One of my darlings is xxm. You can compile xxm with modern Delphi just fine. I switched string to AnsiString or WideString explicitly nearly everywhere, so you shouldn't get as much as a hint. (Except mayby somwhere where I still have case x in ['A'..'Z'] of
or something like that where x
is a char
and thus is a WideChar
, and the compiler doesn't like that). But I'm worried about how I chose to set up the project. I thought I was best to just inherit from IUnknown and define a decent interface and build everything around that. But several xxm projects later, some that are even running some decent production load at work, I learned some things, most importantly these two:
It looks like xxm doesn't need to work with object instances. Requests are coming in, something needs to build a response, but having to have your objects set up first before you can get crackin' now appears as something I should have tried to avoid. Specifics and identities are handled by the underlying communication framework anyway, so you can get by with just a reference, and request more with that reference only just when you need it.
The other is that with the dynamics of IUnknown pointers, you're still dragging this COM thing with you. Yes it may be wafer-thin really and proven tech, but it's still something removing you from what really counts: pointers to where the code is to run. If you're really (really!) pushing to get the last drop of jouce from the orange performance-wise, it may be just that last thing that's in the way. Even when you avoid any locking in reference counting.
So this is the big plan for the moment: if I get to put some decent time into the project, over the next year(s), I'm considering starting a blank project xxm 2.0, start with a plain C style interface with just procedure and function pointers — a really really ancient looking interface — that has everything that IXxmContext and related interfaces have now. Then re-start with xxlProto and xxmHttp to make that work, then a new xxmCGI, xxmSCGI, xxmISAPI, xxmAhttpd (and perhaps now really a xxmFastCGI, but no xxm IInternetProtocol any more, sorry) and then have a first new push to see how it performs, with IOCP and http pipelining, and who knows HTTP/2 or HTTP/3 that'll have materialized by then.

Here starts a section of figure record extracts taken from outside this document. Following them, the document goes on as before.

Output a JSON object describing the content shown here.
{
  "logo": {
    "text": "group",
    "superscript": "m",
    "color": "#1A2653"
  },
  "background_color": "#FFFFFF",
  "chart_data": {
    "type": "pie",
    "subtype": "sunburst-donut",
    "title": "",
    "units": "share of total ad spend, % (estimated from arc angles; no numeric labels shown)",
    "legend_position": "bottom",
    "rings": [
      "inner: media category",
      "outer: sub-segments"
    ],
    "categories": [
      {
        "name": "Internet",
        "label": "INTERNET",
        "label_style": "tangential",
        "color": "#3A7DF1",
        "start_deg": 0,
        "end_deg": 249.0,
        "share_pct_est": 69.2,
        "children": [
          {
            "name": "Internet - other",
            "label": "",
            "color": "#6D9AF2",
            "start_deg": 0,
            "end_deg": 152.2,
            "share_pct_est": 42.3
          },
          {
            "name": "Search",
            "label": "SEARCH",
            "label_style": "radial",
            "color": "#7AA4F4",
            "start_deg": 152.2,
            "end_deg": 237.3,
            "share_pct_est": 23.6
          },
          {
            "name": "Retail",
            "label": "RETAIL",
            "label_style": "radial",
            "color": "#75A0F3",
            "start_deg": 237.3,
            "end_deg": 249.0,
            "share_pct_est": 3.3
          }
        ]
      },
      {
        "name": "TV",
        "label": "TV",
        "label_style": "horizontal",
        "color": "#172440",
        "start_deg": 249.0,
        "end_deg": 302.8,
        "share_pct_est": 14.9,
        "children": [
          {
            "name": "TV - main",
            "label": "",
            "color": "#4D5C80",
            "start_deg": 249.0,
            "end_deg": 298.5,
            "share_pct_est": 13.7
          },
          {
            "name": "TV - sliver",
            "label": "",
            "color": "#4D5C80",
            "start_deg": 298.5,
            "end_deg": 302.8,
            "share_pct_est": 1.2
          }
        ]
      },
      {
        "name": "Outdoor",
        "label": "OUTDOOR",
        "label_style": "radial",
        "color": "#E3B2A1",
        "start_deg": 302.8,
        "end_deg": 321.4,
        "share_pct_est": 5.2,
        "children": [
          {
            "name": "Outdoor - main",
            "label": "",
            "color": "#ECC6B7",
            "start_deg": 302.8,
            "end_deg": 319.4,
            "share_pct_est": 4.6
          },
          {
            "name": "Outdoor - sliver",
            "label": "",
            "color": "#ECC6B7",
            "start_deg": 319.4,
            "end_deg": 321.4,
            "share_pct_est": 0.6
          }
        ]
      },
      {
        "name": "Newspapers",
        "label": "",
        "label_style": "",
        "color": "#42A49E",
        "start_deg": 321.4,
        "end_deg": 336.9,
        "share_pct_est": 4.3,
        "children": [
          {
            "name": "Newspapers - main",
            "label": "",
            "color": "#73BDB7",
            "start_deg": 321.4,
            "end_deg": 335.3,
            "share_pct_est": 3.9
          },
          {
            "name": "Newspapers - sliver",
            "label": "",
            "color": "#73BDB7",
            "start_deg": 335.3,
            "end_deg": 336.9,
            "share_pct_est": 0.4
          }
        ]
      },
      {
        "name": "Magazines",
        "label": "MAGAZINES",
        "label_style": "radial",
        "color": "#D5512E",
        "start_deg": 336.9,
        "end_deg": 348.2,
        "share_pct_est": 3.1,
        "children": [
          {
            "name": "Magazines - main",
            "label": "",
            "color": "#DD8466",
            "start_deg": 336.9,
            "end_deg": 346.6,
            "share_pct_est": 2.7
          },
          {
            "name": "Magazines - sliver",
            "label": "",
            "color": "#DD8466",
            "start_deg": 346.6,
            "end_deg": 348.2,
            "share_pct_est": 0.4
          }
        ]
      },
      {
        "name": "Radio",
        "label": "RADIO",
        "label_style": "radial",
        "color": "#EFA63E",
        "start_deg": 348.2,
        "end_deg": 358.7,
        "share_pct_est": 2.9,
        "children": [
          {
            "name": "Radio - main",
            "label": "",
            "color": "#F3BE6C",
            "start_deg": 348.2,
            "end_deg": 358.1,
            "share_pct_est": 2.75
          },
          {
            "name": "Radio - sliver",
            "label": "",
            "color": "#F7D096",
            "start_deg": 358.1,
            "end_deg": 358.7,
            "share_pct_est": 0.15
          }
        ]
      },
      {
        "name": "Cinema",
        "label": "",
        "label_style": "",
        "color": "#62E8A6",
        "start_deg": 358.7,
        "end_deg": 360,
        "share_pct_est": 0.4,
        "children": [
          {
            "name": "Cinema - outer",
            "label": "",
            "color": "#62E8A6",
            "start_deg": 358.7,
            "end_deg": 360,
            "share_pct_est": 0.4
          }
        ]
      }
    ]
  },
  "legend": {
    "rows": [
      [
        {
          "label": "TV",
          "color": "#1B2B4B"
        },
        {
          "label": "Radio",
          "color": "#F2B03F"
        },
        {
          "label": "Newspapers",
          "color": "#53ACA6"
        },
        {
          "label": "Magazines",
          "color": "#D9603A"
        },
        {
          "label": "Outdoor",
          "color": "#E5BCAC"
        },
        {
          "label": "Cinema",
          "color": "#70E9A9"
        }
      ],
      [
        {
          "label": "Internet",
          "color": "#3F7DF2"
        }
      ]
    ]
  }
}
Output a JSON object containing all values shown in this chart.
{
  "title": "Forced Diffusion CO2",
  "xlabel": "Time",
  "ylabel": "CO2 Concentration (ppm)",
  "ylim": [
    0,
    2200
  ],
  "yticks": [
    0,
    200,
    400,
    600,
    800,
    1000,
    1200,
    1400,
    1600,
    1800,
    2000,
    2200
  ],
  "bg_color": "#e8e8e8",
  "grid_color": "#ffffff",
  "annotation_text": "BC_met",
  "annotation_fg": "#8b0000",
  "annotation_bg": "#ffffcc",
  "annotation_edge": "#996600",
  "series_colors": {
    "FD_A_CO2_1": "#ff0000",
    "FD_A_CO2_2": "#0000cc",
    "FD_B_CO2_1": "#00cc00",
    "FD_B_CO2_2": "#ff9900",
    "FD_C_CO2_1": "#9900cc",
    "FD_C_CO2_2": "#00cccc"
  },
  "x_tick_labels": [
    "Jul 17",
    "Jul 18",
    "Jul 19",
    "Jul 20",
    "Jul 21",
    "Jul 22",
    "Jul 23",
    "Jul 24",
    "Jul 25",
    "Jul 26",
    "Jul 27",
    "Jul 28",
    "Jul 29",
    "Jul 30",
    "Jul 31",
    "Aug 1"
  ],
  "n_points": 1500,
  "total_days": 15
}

After that I was thinking I need a new implementation of IXxmContext that just patches through to the new xxm 2.0 calls, so you can very easily and without a worry add it to an existing xxm v1 project and run it with the xxm v2 handlers, enjoy the performance benifits and slowly change things over to xxm v2 where you need to — or not at all, really.
I hope it's a good plan, but for now it's all a dream. I haven't been able to put much time into my hobby projects lately, but it fluctuates and if it picks up some I'll see how far I'll get. Along the way I still hope to find more people that are searching for a good way to combine good old web-scripting with the power and speed of the Delphi compiler, and can count on xxm to offer good debugging, easy live-updating and a stable and secure platform for their web projects.